Apache Kylin : Analytical Data Warehouse for Big Data
Welcome to Kylin Wiki.
Q1. What are you trying to do? Articulate your objectives using absolutely no jargon.
In Apache Kylin 4, Kylin team have implemented/developed new build engine and new query engine to provide better performance, please refer to KIP-1: Parquet storage if you are interested. But the current cuboid prune tools(Cube Planner) is not incompatible with new build engine, so I want to make new build engine support Cube Planner.
Q2. What problem is this proposal NOT designed to solve?
I am not going to support Cube Planner phase 2 at the moment, because phase 2 depend on some metrics in CubeVisitService.java(aggRowCount & totalRowCount) to infer row count of unbuilt/new cuboid.
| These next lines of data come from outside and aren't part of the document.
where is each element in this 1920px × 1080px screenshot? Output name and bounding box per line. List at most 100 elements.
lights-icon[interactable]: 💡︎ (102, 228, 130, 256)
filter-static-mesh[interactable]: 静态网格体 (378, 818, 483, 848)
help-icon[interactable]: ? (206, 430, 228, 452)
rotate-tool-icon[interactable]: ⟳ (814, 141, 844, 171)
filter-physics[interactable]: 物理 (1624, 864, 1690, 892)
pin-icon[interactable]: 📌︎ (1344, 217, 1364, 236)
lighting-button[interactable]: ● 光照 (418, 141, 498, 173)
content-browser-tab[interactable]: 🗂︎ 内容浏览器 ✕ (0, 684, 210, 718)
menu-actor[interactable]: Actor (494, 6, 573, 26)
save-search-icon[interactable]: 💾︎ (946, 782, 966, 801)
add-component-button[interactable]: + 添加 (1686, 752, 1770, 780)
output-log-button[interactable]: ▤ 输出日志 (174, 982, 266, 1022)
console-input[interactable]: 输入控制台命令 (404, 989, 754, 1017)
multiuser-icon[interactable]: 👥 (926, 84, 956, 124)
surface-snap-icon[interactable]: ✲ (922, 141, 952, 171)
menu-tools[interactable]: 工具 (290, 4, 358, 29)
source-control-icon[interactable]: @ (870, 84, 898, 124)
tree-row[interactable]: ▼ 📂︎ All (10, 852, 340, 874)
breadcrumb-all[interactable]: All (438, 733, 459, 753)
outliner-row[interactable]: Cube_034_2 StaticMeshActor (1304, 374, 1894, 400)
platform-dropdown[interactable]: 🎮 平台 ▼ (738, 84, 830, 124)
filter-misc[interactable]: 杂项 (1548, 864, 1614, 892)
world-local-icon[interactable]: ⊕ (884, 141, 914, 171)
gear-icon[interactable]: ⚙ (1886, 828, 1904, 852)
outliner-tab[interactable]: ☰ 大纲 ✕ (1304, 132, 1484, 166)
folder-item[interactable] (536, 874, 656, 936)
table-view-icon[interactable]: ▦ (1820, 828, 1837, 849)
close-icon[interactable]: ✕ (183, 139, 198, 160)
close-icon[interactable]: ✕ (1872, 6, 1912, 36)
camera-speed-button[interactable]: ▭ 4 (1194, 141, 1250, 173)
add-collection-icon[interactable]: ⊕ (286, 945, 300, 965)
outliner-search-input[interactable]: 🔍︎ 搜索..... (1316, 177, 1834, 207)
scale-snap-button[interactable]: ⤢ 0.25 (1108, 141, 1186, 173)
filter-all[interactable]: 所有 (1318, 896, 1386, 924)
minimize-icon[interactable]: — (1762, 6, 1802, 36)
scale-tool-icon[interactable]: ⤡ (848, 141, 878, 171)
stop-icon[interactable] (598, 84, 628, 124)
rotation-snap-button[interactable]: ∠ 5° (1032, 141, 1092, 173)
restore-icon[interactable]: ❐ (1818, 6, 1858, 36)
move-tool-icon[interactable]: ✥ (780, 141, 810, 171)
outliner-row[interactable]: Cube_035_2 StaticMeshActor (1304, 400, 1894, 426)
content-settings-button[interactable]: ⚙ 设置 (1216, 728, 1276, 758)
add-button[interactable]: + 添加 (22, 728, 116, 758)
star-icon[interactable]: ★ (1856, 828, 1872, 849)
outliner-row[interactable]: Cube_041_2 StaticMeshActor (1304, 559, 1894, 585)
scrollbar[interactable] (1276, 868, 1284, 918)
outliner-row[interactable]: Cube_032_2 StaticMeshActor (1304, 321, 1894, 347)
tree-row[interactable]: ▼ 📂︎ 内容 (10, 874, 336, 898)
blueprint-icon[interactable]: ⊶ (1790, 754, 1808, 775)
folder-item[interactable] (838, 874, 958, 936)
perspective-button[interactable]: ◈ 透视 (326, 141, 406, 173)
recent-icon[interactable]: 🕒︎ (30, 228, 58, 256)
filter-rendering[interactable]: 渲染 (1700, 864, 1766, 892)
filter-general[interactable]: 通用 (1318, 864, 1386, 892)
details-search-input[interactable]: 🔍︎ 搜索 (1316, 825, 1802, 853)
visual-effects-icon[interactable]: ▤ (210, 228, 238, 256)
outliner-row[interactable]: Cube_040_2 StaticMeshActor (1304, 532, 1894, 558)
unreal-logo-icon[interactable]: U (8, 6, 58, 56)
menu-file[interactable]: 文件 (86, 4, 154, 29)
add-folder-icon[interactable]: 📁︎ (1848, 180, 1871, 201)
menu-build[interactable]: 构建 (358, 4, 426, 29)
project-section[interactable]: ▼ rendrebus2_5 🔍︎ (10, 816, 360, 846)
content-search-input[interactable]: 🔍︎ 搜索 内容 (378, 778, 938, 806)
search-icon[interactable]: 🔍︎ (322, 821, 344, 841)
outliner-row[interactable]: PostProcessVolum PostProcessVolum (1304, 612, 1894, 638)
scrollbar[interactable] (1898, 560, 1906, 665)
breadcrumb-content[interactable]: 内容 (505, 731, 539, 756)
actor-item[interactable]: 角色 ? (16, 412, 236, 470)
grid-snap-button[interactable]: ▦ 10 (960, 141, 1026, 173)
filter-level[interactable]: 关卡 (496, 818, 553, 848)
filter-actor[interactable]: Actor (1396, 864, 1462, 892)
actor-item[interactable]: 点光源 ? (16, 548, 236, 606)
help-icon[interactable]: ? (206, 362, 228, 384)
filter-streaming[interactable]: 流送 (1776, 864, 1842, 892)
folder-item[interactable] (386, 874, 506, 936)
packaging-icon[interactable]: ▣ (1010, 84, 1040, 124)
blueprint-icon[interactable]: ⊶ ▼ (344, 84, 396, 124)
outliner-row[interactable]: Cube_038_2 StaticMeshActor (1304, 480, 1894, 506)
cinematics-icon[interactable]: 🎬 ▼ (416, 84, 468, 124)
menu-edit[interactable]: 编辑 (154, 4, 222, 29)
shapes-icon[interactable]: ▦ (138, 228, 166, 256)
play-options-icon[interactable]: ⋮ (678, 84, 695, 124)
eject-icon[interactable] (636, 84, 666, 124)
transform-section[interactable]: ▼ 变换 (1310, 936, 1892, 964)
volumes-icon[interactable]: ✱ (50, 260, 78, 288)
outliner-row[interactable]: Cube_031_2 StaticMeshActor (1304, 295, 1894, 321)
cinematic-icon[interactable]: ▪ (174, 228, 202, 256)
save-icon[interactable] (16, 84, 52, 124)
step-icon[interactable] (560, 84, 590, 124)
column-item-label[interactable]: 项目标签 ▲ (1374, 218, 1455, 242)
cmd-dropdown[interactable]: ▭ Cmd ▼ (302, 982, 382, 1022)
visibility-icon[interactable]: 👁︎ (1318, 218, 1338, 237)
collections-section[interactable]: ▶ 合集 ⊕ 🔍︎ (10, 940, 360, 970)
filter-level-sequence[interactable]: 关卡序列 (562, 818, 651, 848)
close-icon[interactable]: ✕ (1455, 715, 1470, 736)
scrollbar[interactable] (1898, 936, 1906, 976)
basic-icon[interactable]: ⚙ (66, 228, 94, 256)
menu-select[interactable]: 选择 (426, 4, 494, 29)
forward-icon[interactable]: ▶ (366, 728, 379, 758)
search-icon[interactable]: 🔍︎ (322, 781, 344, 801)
HBase storage is removed in Kylin 4, so we have find a another way to infer row count for unbuilt/new cuboid. Besides, System Cube(or metrics system) need to be refactored and metrics in METRICS_QUERY_RPC is deprecated because storage is changed(we don't have HBase's region server any more).
Q3. How is it done today, and what are the limits of current practice?
- It is almost done in my patch, please check or review my patch at https://github.com/apache/kylin/pull/1485 .
- Add a new step to calculate cuboid's HyperHyperLog did degrade build performance slightly, and it looks acceptable to me.
Q4. What is new in your approach and why do you think it will be successful?
- It is not a new way, main logic of new added code looks like the original one in FactDistinctColumnsMapper.java .
- We know that Cube Planner phase 1 depend on row count of each cuboid to calculate BPUS(benefit per unit space). By introduce a new step which will calcualte HyperLogLog for each candidate cuboid, we can enable Cube Planner phase 1 now.
Q5. Who cares? If you are successful, what difference will it make?
After this task is done, Kylin 4 will support Cube Planner phase 1, and make cuboid prune much easier than current state(didn't support ).
Q6. What are the risks?
So far so good.
Q7. How long will it take?
I have spent about three weeks to read original source code, write my code and test it. It is almost done.
Q8. How it works?
- Use Spark to calculate cuboid's HllCounter for the first segment and persist into HDFS.
- Re-enable Cube planner by default, but not support cube planner phase two.
- Not merge cuboid statistics(HLLCounter) when merge segment.
- By default, only calculate cuboid statistics for the FIRST segment. (No necessary becuase phase two is not supported )
- Cuboid statistics for HLLCounter use precision 14.
- Calculate cuboid statistics use 100% input flat table data. (Maybe use sample for input RDD in the future.)